Mind that payload is not preserved as part of Activity and is only available when activity is started/stopped. Therefore it is a good practice to specify all data that was passed to StartActivity()
in StopActivity()
as well.
Payload format
Diagnostic source event and activity start/stop API allows to specify only a single payload object. However, in order to pass more data and allow future additions the recommendation is to use dynamic objects. Since these are .NET objects the names of particular properties should follow standard .NET naming convention.
Here are some recommendations for typical payload property names:
Property name | Description |
---|---|
Endpoint |
The Uri of an endpoint the activity is for (for example, target database, service) |
PartitionKey |
The key/ID of the partition the activity is for |
Status |
The TaskStatus of a completed asynchronous task |
Exception |
The captured exception object |
Performance
In order to avoid unnecessary overhead, it is highly recommended to check if there is any listener for given activity:
source.IsEnabled() && source.IsEnabled("Example.MyLibrary.MyOperation")

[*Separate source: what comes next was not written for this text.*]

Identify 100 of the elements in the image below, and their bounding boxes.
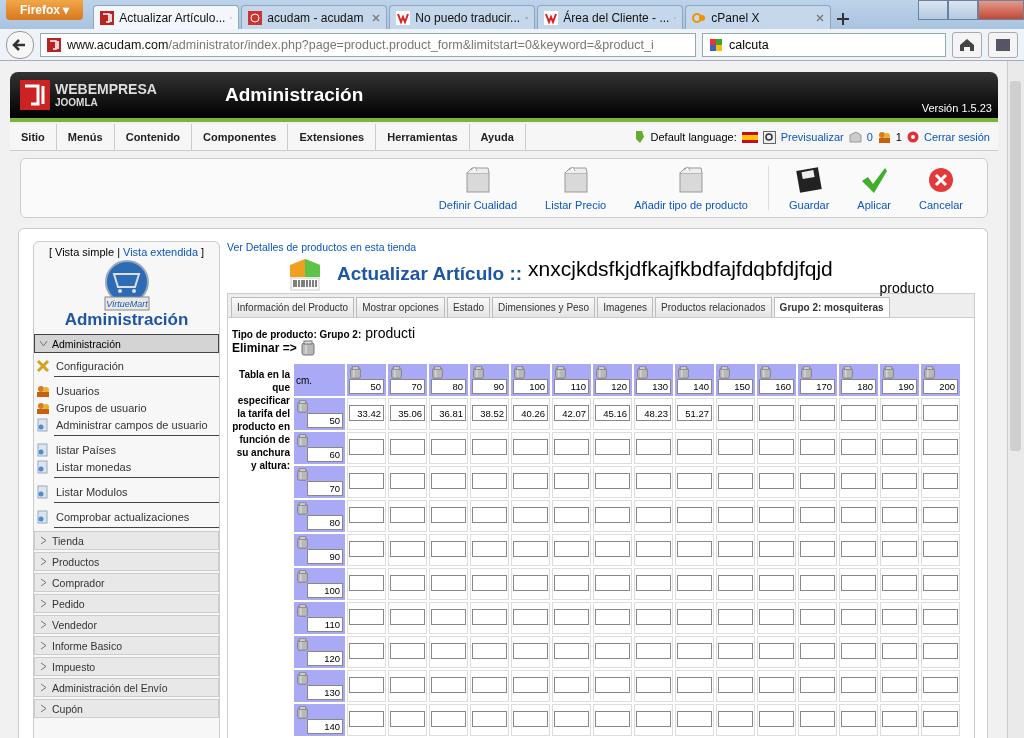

The parameterless source.IsEnabled()
check should be put before any other as it is very efficient and can virtually prevent any overhead in absence of any listener for given diagnostic source.
It is also possible to specify additional context payload when making that call to allow the listener to make a more informed decision (for example, listeners may only be interested in activities for certain endpoint or partition). However, since this call is performed for every operation, it is NOT recommended to build a dynamic payload object as it was described earlier. Instead the raw input objects should be specified directly in the call - the Diagnostic Source API allows to specify up to two payload objects:
source.IsEnabled("Example.MyLibrary.MyOperation", input1, input2)
For more detailed performance considerations, refer to Diagnostic Source and Activity guides.
Tags
Activities can have additional tracing information in tags. Tags are meant to be easily, efficiently consumable and are expected to be logged with the activity without any processing. As such they should only contain essential information that should be made available to users to determine if the activity is of interest to them. All of the rich details should be made available in the payload.
Tags can be added to activity at any time of its existence until it is stopped. This way the activity can be enriched with information from operation input, output and/or exceptions. Note however that they should be specified as early as possible so that the listeners can have the most context. In particular, all available tags should be set before starting the activity.
Tags are not propagated to child activities.
activity.AddTag("size", "small");
activity.AddTag("color", "blue");
Tag naming
A single application can include numerous libraries instrumented with Diagnostic Source. In order to maintain a certain level of consistency of the whole diagnostic data, it is recommended to use a common tag naming convention. OpenTracing published naming convention for such tags and can be used as a reference. If no suitable tag was defined there, then a new name can be used, ideally following the same convention.